For neurosurgical patient collectives, the impact of induced hypertension and CPP and ICP management on physiological variables and outcome has only been insufficiently evaluated. However, for stroke patients, relevant data are almost nonexistent. Because of the different pathophysiology, the results from patients with head trauma can hardly be used to guide the management of stroke patients.

In theory, the rationale for inducing hypertension is that the ischemic infarct core may be surrounded by areas perfused by collateral vessels where the blood flow is pressure dependent because of impaired autoregulation, constituting a "chronic penumbra." If a chronic penumbra exists, the extent of reversible tissue damage can be reduced by increasing the blood flow in the penumbra. It has been shown in positron emission tomography and MRI studies that the penumbra is unstable over time and space; substantial volumes of potentially viable brain tissue have been demonstrated up to 17 hours after stroke, giving justification for a prolonged treatment with induced arterial hypertension.

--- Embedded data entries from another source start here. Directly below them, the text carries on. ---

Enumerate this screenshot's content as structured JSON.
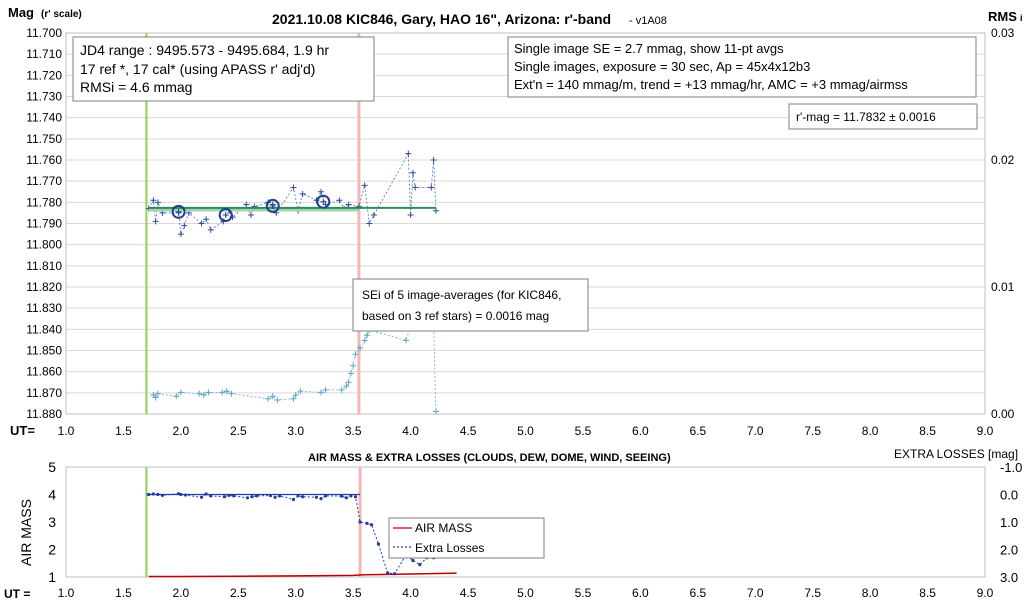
{
  "chart_data": [
    {
      "type": "scatter",
      "title": "2021.10.08 KIC846, Gary, HAO 16\", Arizona: r'-band",
      "subtitle": " - v1A08",
      "ylabel_main": "Mag",
      "ylabel_sub": "(r' scale)",
      "ylabel_right": "RMS",
      "ylabel_right_sub": "i",
      "xlabel": "UT=",
      "xlim": [
        1.0,
        9.0
      ],
      "ylim": [
        11.7,
        11.88
      ],
      "ylim_right": [
        0.0,
        0.03
      ],
      "grid": true,
      "x_ticks": [
        "1.0",
        "1.5",
        "2.0",
        "2.5",
        "3.0",
        "3.5",
        "4.0",
        "4.5",
        "5.0",
        "5.5",
        "6.0",
        "6.5",
        "7.0",
        "7.5",
        "8.0",
        "8.5",
        "9.0"
      ],
      "y_ticks": [
        "11.700",
        "11.710",
        "11.720",
        "11.730",
        "11.740",
        "11.750",
        "11.760",
        "11.770",
        "11.780",
        "11.790",
        "11.800",
        "11.810",
        "11.820",
        "11.830",
        "11.840",
        "11.850",
        "11.860",
        "11.870",
        "11.880"
      ],
      "y_right_ticks": [
        "0.03",
        "0.02",
        "0.01",
        "0.00"
      ],
      "y_right_tick_values": [
        0.03,
        0.02,
        0.01,
        0.0
      ],
      "info_left": [
        "JD4 range : 9495.573 - 9495.684,  1.9  hr",
        "17 ref *, 17 cal* (using APASS r' adj'd)",
        "RMSi = 4.6 mmag"
      ],
      "info_right": [
        "Single image SE = 2.7 mmag, show  11-pt avgs",
        "Single images, exposure = 30 sec, Ap = 45x4x12b3",
        "Ext'n = 140 mmag/m, trend = +13  mmag/hr, AMC = +3 mmag/airmss"
      ],
      "mag_result": "r'-mag = 11.7832 ± 0.0016",
      "annotation": [
        "SEi of 5 image-averages (for KIC846,",
        "based on 3 ref stars) = 0.0016 mag"
      ],
      "vertical_lines": [
        {
          "x": 1.7,
          "color": "#92d050"
        },
        {
          "x": 3.55,
          "color": "#f4b6b6"
        }
      ],
      "fit_line": {
        "x": [
          1.72,
          4.22
        ],
        "y": [
          11.7826,
          11.7826
        ],
        "color": "#2e8b57"
      },
      "fit_line2": {
        "x": [
          1.72,
          3.55
        ],
        "y": [
          11.7836,
          11.7836
        ],
        "color": "#9fd3b4"
      },
      "single_images": {
        "x": [
          1.72,
          1.76,
          1.78,
          1.8,
          1.84,
          1.98,
          2.0,
          2.03,
          2.07,
          2.18,
          2.22,
          2.26,
          2.37,
          2.42,
          2.45,
          2.57,
          2.61,
          2.64,
          2.76,
          2.8,
          2.83,
          2.98,
          3.02,
          3.06,
          3.18,
          3.22,
          3.26,
          3.38,
          3.42,
          3.46,
          3.55,
          3.6,
          3.64,
          3.68,
          3.98,
          4.0,
          4.02,
          4.04,
          4.18,
          4.2,
          4.22
        ],
        "y": [
          11.783,
          11.779,
          11.789,
          11.78,
          11.785,
          11.785,
          11.795,
          11.791,
          11.785,
          11.79,
          11.788,
          11.793,
          11.789,
          11.784,
          11.787,
          11.781,
          11.786,
          11.782,
          11.78,
          11.781,
          11.785,
          11.773,
          11.784,
          11.776,
          11.779,
          11.775,
          11.781,
          11.779,
          11.783,
          11.781,
          11.782,
          11.772,
          11.79,
          11.786,
          11.757,
          11.786,
          11.766,
          11.773,
          11.773,
          11.76,
          11.784
        ]
      },
      "averages": {
        "x": [
          1.98,
          2.39,
          2.8,
          3.24
        ],
        "y": [
          11.7845,
          11.786,
          11.7817,
          11.7797
        ]
      },
      "rms_points": {
        "x": [
          1.76,
          1.78,
          1.8,
          1.96,
          2.0,
          2.16,
          2.2,
          2.24,
          2.36,
          2.4,
          2.44,
          2.76,
          2.8,
          2.84,
          2.98,
          3.0,
          3.04,
          3.22,
          3.26,
          3.4,
          3.44,
          3.46,
          3.48,
          3.5,
          3.52,
          3.56,
          3.6,
          3.62,
          3.64,
          3.96,
          4.0,
          4.02,
          4.18,
          4.2,
          4.22
        ],
        "y": [
          0.0015,
          0.0013,
          0.0016,
          0.0014,
          0.0017,
          0.0016,
          0.0015,
          0.0017,
          0.0017,
          0.0018,
          0.0016,
          0.0012,
          0.0014,
          0.0011,
          0.0012,
          0.0015,
          0.0018,
          0.0017,
          0.0019,
          0.0019,
          0.0022,
          0.0025,
          0.0032,
          0.0038,
          0.0047,
          0.0052,
          0.0058,
          0.0062,
          0.0066,
          0.0058,
          0.0069,
          0.0072,
          0.0076,
          0.007,
          0.0002
        ]
      }
    },
    {
      "type": "line",
      "title": "AIR MASS & EXTRA LOSSES (CLOUDS, DEW, DOME, WIND, SEEING)",
      "ylabel": "AIR MASS",
      "ylabel_right": "EXTRA LOSSES [mag]",
      "xlabel": "UT =",
      "xlim": [
        1.0,
        9.0
      ],
      "ylim": [
        1,
        5
      ],
      "ylim_right": [
        -1.0,
        3.0
      ],
      "x_ticks": [
        "1.0",
        "1.5",
        "2.0",
        "2.5",
        "3.0",
        "3.5",
        "4.0",
        "4.5",
        "5.0",
        "5.5",
        "6.0",
        "6.5",
        "7.0",
        "7.5",
        "8.0",
        "8.5",
        "9.0"
      ],
      "y_ticks": [
        "1",
        "2",
        "3",
        "4",
        "5"
      ],
      "y_right_ticks": [
        "-1.0",
        "0.0",
        "1.0",
        "2.0",
        "3.0"
      ],
      "legend": [
        "AIR MASS",
        "Extra Losses"
      ],
      "vertical_lines": [
        {
          "x": 1.7,
          "color": "#92d050"
        },
        {
          "x": 3.56,
          "color": "#f4b6b6"
        }
      ],
      "reference_line": {
        "x": [
          1.7,
          3.56
        ],
        "y": [
          4.0,
          4.0
        ],
        "color": "#1f3f9f"
      },
      "series": [
        {
          "name": "AIR MASS",
          "color": "#c00000",
          "x": [
            1.72,
            2.0,
            2.5,
            3.0,
            3.5,
            3.6,
            4.0,
            4.4
          ],
          "y": [
            1.02,
            1.02,
            1.03,
            1.04,
            1.06,
            1.08,
            1.11,
            1.14
          ]
        },
        {
          "name": "Extra Losses",
          "color": "#1f3f9f",
          "x": [
            1.72,
            1.76,
            1.8,
            1.84,
            1.98,
            2.0,
            2.04,
            2.18,
            2.22,
            2.26,
            2.38,
            2.42,
            2.46,
            2.58,
            2.62,
            2.66,
            2.78,
            2.82,
            2.86,
            2.98,
            3.02,
            3.06,
            3.18,
            3.22,
            3.26,
            3.4,
            3.44,
            3.48,
            3.52,
            3.56,
            3.62,
            3.66,
            3.72,
            3.8,
            3.86,
            3.96,
            4.02,
            4.08,
            4.14,
            4.2,
            4.22
          ],
          "y": [
            0.0,
            -0.02,
            0.0,
            0.03,
            -0.03,
            0.0,
            0.02,
            0.1,
            -0.02,
            0.05,
            0.08,
            0.03,
            0.05,
            0.12,
            0.08,
            0.05,
            0.04,
            0.1,
            0.05,
            0.18,
            0.05,
            0.08,
            0.1,
            0.15,
            0.05,
            0.06,
            0.12,
            0.05,
            0.08,
            1.0,
            1.05,
            1.1,
            1.8,
            2.85,
            2.88,
            2.2,
            2.4,
            2.55,
            2.3,
            2.3,
            2.2
          ]
        }
      ]
    }
  ]
}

There are no recommendations available regarding the levels to which the BP should be increased. It seems to be obvious that the optimal BP depends heavily on the underlying pathophysiology and individual factors. In chronically hypertensive patients, the plot of CBF versus MAP is shifted toward higher BP. The same is true for patients with diabetes. In hypertensive patients, cerebral autoregulation may therefore be impaired at "normotensive" levels of MAP. In persons with chronic, inadequately managed arterial hypertension, CBF may therefore passively change with the MAP at normotensive levels and decrease rapidly as the MAP decreases to even lower levels.

Induced hypertension may also carry some risks for the patient. If an occluded vessel is reperfused, the ischemic infarct changes into a hyperemic infarct where blood flow is severely increased, because in the area of severe focal ischemia, maximum arteriolar vasodilatation occurs and the capacity for vasoconstriction is lost. In patients treated with fibrinolysis, arterial hypertension represents a strong risk for bleeding complications. In healthy subjects, systemic hypertension would not be expected to increase CBF. However, in areas of ischemia, if autoregulation of the CBF is lost, arterial hypertension would severely augment CBF, potentially increasing the likelihood of blood-brain barrier disruption and the risk of worsening edema formation or hemorrhage. Thus, induced hypertension could exert opposite effects, depending on the underlying pathophysiology and time point: it could be beneficial in the very early phase of stroke before recanalization has occurred and a large penumbra exists, but it could also be hazardous when applied during longer periods or when initiated after too much time has elapsed.